Is there a sense in which this limit is zero? This question arose from this answer of mine on DSP.SE. Basically, I need to check if this is true:
$$\lim_{M\to \infty} j\frac{\cos[\omega(M+1/2)]}{2\sin(\omega/2)}\stackrel{?}{=}0$$
where $j$ is the imaginary unit (I don't think it's relevant though, we could just drop it), $M\in\mathbb{Z}$ and $\omega\in\mathbb{R}$.
Note that we are talking about the sequence of functions here, not typical limits.
This doubt came to me because if the cosine in the numerator was replaced by a sine, then the sequence would converge to $j\pi\delta(\omega)$, where $\delta$ denotes the Dirac delta function. This made me think that maybe there was something similar that could be found out in this case (with the cosine).
I don't know whether this is right or not, but I feel that that limit has to be the zero distribution (if you're interested in the reason, you can check out the link above). Does anyone have any idea?
 A: Let us interpret functions in question as the following distributions defined in principal-value sense
$$ \forall \varphi \in C_c^{\infty}(\mathbb{R}) \ : \quad T_M(\varphi) = \mathrm{P.V.}\int_{-\infty}^{\infty} \frac{\cos((M+\frac{1}{2})\omega)}{\sin(\omega/2)}\varphi(\omega)  \, d\omega. $$
Splitting the domain of integration according to $2\pi$-periodicity,
\begin{align*}
T_M(\varphi)
&= \sum_{k\in\mathbb{Z}} \ \mathrm{P.V.}\int_{-\pi}^{\pi} \frac{\cos((M+\frac{1}{2})(\omega+2\pi k))}{\sin((\omega+2\pi k)/2)}\varphi(\omega+2\pi k)  \, d\omega \\
&= \sum_{k \in \mathbb{Z}} \int_{-\pi}^{\pi} \left( \frac{\cos((M+\frac{1}{2})\omega)}{\sin(\omega/2)}\varphi(\omega+2\pi k) - \frac{\varphi(2\pi k)}{\omega/2} \right) \, d\omega
\end{align*}
Now writing
\begin{align*}
&\int_{-\pi}^{\pi} \left( \frac{\cos((M+\frac{1}{2})\omega)}{\sin(\omega/2)}\varphi(\omega+2\pi k) - \frac{\varphi(2\pi k)}{\omega/2} \right) \, d\omega \\
&\hspace{4em} = \int_{-\pi}^{\pi} \left( \frac{\varphi(\omega+2\pi k)}{\sin(\omega/2)} - \frac{\varphi(2\pi k)}{\omega/2} \right) \cos((M+\tfrac{1}{2})\omega) \, d\omega \\
&\hspace{5em} + \varphi(2\pi k) \underbrace{\int_{-\pi}^{\pi} \frac{\cos((M+\tfrac{1}{2})\omega) - 1}{\omega/2} \, d\omega}_{=0\text{ by parity}}
\end{align*}
we find that
$$ T_M(\varphi) = \int_{-\pi}^{\pi} \underbrace{\left[ \sum_{k\in\mathbb{Z}} \left( \frac{\varphi(\omega+2\pi k)}{\sin(\omega/2)} - \frac{\varphi(2\pi k)}{\omega/2} \right) \right]}_{\in C([-\pi,\pi])} \cos((M+\tfrac{1}{2})\omega) \, d\omega $$
Therefore by the Riemann-Lebesgue lemma, we have $ \lim_{n\to\infty} T_M(\varphi) = 0 $ and hence $T_M \to 0$ in $\mathcal{D}'(\mathbb{R})$.
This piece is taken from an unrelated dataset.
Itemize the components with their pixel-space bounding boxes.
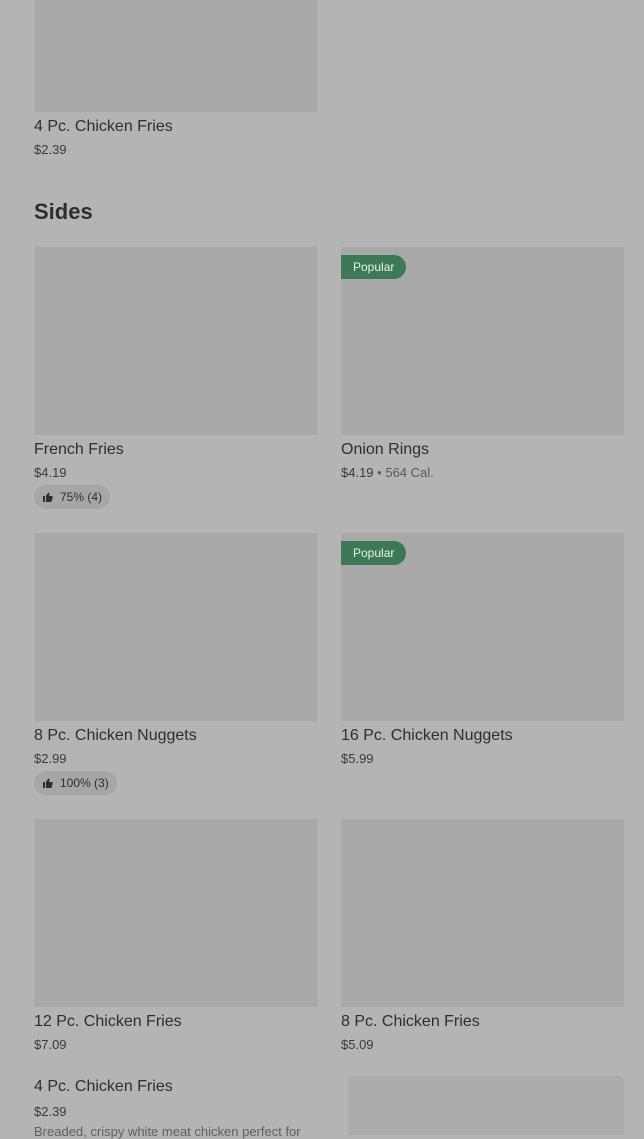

A: No, it is not true that the limit is zero for all $\omega$. 
For example, if $\omega$ is irrational with respect to $\pi$, it follows from the Dirichclet Theorem on density that $\omega(M+1/2) \pmod{2 \pi}$ is dense in $[0, 2 \pi]$.
In particular, if $\frac{\omega}{\pi} \notin \mathbb Q$, it follows from the above that for each $\alpha \in [-1,1]$ there exists an increasing sequence $k_n$ of positive integers such that 
$$\lim_n \cos[\omega(k_n+1/2)] =\alpha$$
It follows that in this case the limit doesn't even exist.
Also, if $\frac{\omega}{\pi} \in \mathbb Q$, the sequence $ \cos[\omega(M+1/2)]$  is periodic. Therefore, it is convergent if and only if it is constant, which happens only for one or two values of $\omega$.